São Paulo – Aujourd’hui (13) le 59e Congrès de l’Union nationale des étudiants (UNE), à Brasilia. L’événement se déroule jusqu’à dimanche (16) et promet de rassembler plus de 10 000 étudiants à travers le pays. En ce premier jour, la présence du président Luiz Inácio Lula da Silva (PT) se démarque. Il participera, en début de soirée, à une conférence aux côtés de l’ancien président de l’Uruguay José Pepe Mujica. Avant cela, la journée a été marquée par des événements qui ont inclus le ministre Luís Roberto Barroso, du Tribunal suprême fédéral (STF), et le ministre de la Justice, Flávio Dino.
« Tout le monde ici est contre le fascisme, contre le coup d’État et contre l’extrême droite. Tout le monde défend une éducation publique gratuite et de qualité pour tous au Brésil. Tout le monde est contre la discrimination contre les Noirs, les femmes et la communauté LGBT », a déclaré Dino. Les invités ont renforcé l’engagement de la société civile dans la défense de la démocratie, sévèrement attaquée par le groupe politique de l’ancien président Jair Bolsonaro (PL).
Controverses avec Barroso
La présence de Barroso était controversée. De nombreux présents ont hué le ministre. Barroso recueille certaines décisions contraires au président Lula, au cours du processus légal touché par la justice fédérale du Paraná, sous les actions biaisées de Sergio Moro. Ainsi, beaucoup n’ont pas pardonné à Barroso. Cependant, Dino a souligné que l’espace est pour la démocratie. Même la direction de l’UNE a célébré sa présence. Pour la première fois, un ministre de la Cour a participé à une réunion de l’UNE.
Il convient également de rappeler le rapport de Barroso qui a rendu légal le mariage entre personnes LGBTQIAP+. L’agenda est cher au ministre, qui présente des positions progressistes de défense des droits humains de chacun.

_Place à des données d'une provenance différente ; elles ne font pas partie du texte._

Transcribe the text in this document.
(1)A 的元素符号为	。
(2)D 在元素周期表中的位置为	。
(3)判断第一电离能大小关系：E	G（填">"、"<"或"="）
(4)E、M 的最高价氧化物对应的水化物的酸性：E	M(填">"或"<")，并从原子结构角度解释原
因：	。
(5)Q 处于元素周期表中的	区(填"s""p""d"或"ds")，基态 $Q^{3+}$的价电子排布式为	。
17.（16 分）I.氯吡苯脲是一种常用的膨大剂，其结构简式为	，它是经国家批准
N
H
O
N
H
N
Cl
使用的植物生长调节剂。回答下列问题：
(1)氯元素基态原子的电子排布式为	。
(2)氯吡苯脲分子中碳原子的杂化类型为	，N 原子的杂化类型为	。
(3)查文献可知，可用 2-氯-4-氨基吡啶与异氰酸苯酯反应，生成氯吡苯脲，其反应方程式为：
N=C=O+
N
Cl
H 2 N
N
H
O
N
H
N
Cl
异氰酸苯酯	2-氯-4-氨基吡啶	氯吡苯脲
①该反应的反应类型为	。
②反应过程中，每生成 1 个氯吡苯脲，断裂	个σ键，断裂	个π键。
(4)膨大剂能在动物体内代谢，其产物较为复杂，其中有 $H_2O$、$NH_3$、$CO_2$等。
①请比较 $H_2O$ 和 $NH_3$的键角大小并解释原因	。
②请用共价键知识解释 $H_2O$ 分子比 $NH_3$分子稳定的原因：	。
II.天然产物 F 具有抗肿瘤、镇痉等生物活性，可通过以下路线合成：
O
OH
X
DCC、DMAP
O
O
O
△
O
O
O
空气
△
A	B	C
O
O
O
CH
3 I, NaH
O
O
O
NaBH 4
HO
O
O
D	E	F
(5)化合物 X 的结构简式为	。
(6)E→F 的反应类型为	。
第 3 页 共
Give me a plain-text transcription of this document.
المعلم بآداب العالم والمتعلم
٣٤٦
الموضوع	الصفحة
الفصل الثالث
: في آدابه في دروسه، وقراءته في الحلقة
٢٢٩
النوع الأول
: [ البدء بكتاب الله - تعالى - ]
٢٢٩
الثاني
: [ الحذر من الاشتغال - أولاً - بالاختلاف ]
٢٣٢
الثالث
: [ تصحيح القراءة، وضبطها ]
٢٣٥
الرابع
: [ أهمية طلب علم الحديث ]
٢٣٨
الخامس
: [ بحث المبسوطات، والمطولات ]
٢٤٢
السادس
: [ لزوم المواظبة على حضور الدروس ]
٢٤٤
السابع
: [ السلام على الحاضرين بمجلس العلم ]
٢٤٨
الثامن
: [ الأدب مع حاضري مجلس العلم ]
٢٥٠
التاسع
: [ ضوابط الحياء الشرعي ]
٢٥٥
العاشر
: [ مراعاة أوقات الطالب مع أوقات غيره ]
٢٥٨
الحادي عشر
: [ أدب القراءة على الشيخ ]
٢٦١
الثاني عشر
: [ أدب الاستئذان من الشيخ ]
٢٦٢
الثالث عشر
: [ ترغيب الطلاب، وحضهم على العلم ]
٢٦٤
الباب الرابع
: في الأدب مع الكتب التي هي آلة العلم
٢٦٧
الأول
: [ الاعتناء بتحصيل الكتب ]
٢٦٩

Ensuite, la présidente de l’UNE, Bruna Brelaz, a renforcé la valeur du dialogue. Elle a rappelé que l’ennemi de la démocratie s’est dessiné en Bolsonaro et ses alliés radicaux. « Aujourd’hui, pour la première fois depuis la redémocratisation, nous avons reçu un ministre du STF dans notre Congrès. Aux côtés de Barroso, nous réaffirmons notre attachement à la démocratie et défendons l’arrestation de tous ceux qui ont récemment attaqué l’État démocratique, en particulier l’homme qui a été le principal artisan de cette attaque : Jair Bolsonaro », a-t-il déclaré.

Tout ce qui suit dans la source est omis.